Ответ Крамера искусителям звучит так: ваша ошибка в том, что вы считаете, депрессию чем-то меньшим, чем болезнь, или чем-то большим, чем болезнь. Если депрессия есть лишь черта тонко чувствующей натуры, то это меньше, чем болезнь. Если это нечто, приобщающее к высшим смыслам бытия, то это больше чем болезнь.

 

На самом деле депрессия – это болезнь, не больше, и не меньше.
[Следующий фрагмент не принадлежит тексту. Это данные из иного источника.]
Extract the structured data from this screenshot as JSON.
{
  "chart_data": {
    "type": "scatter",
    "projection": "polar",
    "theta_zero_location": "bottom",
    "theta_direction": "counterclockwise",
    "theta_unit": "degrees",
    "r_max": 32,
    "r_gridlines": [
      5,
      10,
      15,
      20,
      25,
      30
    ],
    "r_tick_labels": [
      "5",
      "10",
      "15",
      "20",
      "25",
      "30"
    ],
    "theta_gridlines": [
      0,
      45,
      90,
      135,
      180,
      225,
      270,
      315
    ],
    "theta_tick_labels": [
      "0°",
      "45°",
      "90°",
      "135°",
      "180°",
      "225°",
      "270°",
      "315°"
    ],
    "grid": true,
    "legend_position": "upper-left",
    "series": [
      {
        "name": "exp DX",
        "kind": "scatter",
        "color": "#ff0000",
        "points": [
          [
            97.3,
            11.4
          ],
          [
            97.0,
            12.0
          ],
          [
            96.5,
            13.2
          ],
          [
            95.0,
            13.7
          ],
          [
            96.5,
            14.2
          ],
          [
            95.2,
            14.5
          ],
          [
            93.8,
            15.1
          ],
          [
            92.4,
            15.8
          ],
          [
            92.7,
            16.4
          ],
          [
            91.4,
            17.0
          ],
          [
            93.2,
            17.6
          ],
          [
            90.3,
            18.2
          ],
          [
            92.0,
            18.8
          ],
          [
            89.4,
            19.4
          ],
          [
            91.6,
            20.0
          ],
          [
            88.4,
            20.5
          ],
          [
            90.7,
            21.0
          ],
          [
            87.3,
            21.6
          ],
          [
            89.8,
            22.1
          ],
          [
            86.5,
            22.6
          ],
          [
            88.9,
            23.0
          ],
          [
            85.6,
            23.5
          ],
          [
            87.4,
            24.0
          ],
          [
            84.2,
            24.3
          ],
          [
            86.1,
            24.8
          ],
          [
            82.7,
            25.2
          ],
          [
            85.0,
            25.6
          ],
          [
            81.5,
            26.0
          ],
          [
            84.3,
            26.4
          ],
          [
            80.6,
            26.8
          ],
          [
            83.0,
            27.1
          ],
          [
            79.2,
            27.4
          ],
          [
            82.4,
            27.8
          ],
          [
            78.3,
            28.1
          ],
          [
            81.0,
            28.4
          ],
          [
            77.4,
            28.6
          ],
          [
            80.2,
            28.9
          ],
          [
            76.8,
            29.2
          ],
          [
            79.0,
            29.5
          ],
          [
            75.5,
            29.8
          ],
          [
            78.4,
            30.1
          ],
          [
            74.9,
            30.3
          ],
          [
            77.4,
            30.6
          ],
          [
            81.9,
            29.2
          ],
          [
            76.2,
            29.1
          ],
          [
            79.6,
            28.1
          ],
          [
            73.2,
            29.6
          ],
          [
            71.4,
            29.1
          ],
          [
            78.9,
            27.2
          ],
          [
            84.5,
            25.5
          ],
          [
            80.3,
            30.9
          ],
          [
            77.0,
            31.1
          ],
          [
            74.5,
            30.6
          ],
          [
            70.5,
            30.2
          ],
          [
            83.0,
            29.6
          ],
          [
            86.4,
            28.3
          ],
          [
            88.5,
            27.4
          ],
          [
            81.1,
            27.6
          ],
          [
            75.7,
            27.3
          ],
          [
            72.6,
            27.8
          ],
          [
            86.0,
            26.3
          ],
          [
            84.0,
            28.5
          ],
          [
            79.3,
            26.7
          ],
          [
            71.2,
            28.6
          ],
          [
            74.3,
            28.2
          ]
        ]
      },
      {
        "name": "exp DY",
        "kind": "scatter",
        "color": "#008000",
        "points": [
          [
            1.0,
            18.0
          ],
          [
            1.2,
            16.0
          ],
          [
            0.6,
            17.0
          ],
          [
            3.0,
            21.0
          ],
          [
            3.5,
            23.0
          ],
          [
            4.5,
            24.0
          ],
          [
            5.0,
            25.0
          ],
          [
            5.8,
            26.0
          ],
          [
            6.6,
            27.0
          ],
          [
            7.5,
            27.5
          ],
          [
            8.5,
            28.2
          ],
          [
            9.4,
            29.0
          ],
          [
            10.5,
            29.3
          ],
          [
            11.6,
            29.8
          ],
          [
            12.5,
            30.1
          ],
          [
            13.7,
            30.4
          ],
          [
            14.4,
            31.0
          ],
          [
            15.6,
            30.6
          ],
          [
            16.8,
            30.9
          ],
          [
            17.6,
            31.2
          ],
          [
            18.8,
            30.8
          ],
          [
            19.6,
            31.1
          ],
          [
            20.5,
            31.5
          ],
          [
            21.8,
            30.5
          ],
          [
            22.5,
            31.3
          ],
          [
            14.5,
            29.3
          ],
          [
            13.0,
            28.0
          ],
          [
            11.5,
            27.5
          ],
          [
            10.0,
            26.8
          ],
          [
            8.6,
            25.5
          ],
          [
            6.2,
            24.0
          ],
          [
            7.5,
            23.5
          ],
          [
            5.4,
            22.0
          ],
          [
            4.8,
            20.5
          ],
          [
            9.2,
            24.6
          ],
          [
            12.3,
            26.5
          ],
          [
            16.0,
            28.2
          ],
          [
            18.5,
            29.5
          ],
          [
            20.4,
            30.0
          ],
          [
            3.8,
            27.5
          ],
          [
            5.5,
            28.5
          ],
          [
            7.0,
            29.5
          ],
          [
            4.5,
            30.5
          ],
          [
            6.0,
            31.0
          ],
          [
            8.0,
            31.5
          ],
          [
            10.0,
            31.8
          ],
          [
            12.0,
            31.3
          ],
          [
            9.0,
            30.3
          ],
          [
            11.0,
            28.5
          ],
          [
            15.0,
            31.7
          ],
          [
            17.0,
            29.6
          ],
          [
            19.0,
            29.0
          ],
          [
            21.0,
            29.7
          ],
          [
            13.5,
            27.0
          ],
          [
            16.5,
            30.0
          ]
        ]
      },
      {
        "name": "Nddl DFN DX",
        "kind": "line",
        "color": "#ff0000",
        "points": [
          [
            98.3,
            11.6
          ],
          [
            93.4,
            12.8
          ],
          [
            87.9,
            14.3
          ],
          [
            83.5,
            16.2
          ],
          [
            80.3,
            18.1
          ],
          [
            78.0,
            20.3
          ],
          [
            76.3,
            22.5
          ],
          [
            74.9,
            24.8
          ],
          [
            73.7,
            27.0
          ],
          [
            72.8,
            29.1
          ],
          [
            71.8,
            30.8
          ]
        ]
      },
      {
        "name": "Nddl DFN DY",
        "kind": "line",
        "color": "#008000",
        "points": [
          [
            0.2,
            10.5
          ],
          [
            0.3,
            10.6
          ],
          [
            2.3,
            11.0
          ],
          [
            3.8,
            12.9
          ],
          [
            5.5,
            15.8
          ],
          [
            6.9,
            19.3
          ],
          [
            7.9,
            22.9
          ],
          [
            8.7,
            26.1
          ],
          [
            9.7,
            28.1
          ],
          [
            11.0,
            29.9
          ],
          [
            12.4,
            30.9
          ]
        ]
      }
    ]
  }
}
И Ван Гогу, человеку с суицидальными идеями, конечно, нужны были лекарства.

 

 

Врач не должен задаваться таким вопросом: не ослабеет ли гениальность, не пропадет ли своеобычность, не пострадает ли личностная уникальность моего пациента, если я избавлю его от страданий?

 

Примерно так же странно звучит вопрос “Всегда ли улучшение – это хорошо?”, выведенный в название вступительной статьи в сборнике, посвященном этическим аспектам новых медицинский технологий [8], или вопрос автора рецензии на книгу Питера Крамера о депрессии “Бывает ли так, что чувствовать себя плохо, это лучше, чем чувствовать себя хорошо?” [9].

 

Вероятно, философ тем и отличается от врача, что может опробовать десятки вариантов ответа на этот вопрос, находя в каждом из них определенную интеллектуальную привлекательность. Врач действует в более ограниченном пространстве для творческого поиска. В списке его целей на первом месте стоит улучшение состояния страдающего человека, то самое улучшение, которое кому-то видится морально неоднозначным, кому-то ненужным, а кому-то, как ни удивительно это звучит, вредным и греховным.

 

Подготовил: Филиппов Д.С.

 

Источники: 

 

[1] Klerman Gerald L. “Psychotropic Hedonism vs. Pharmacological Calvinism.” The Hastings Center Report, vol. 2, no. 4, 1972, pp. 1–3

[2] ibid.

[3] Ф. Ницше “Воля к власти” 659

[4] Joseph E. LeDoux “Anxious: The Modern Mind in the Age of Anxiety” Oneworld Publications, 2015

[5] Prinz Jesse J. Gut reactions: A perceptual theory of the emotions. Oxford: Oxford UP; 2004

[6] Kraemer F. Authenticity Anyone? The Enhancement of Emotions via Neuro-Psychopharmacology. Neuroethics. 2011 Apr;4(1):51-64.

[7] Peter Kramer “Against depression”, Penguin books, 2006

[8] Enhancing human traits. Ethical and Social Implications. ed. by Erik Parens, Georgetown University Press, 2000

[9] Carl Elliot.’The Tyranny of Happiness: Ethics and Cosmetic Psychopharmacology’ [in] ibid.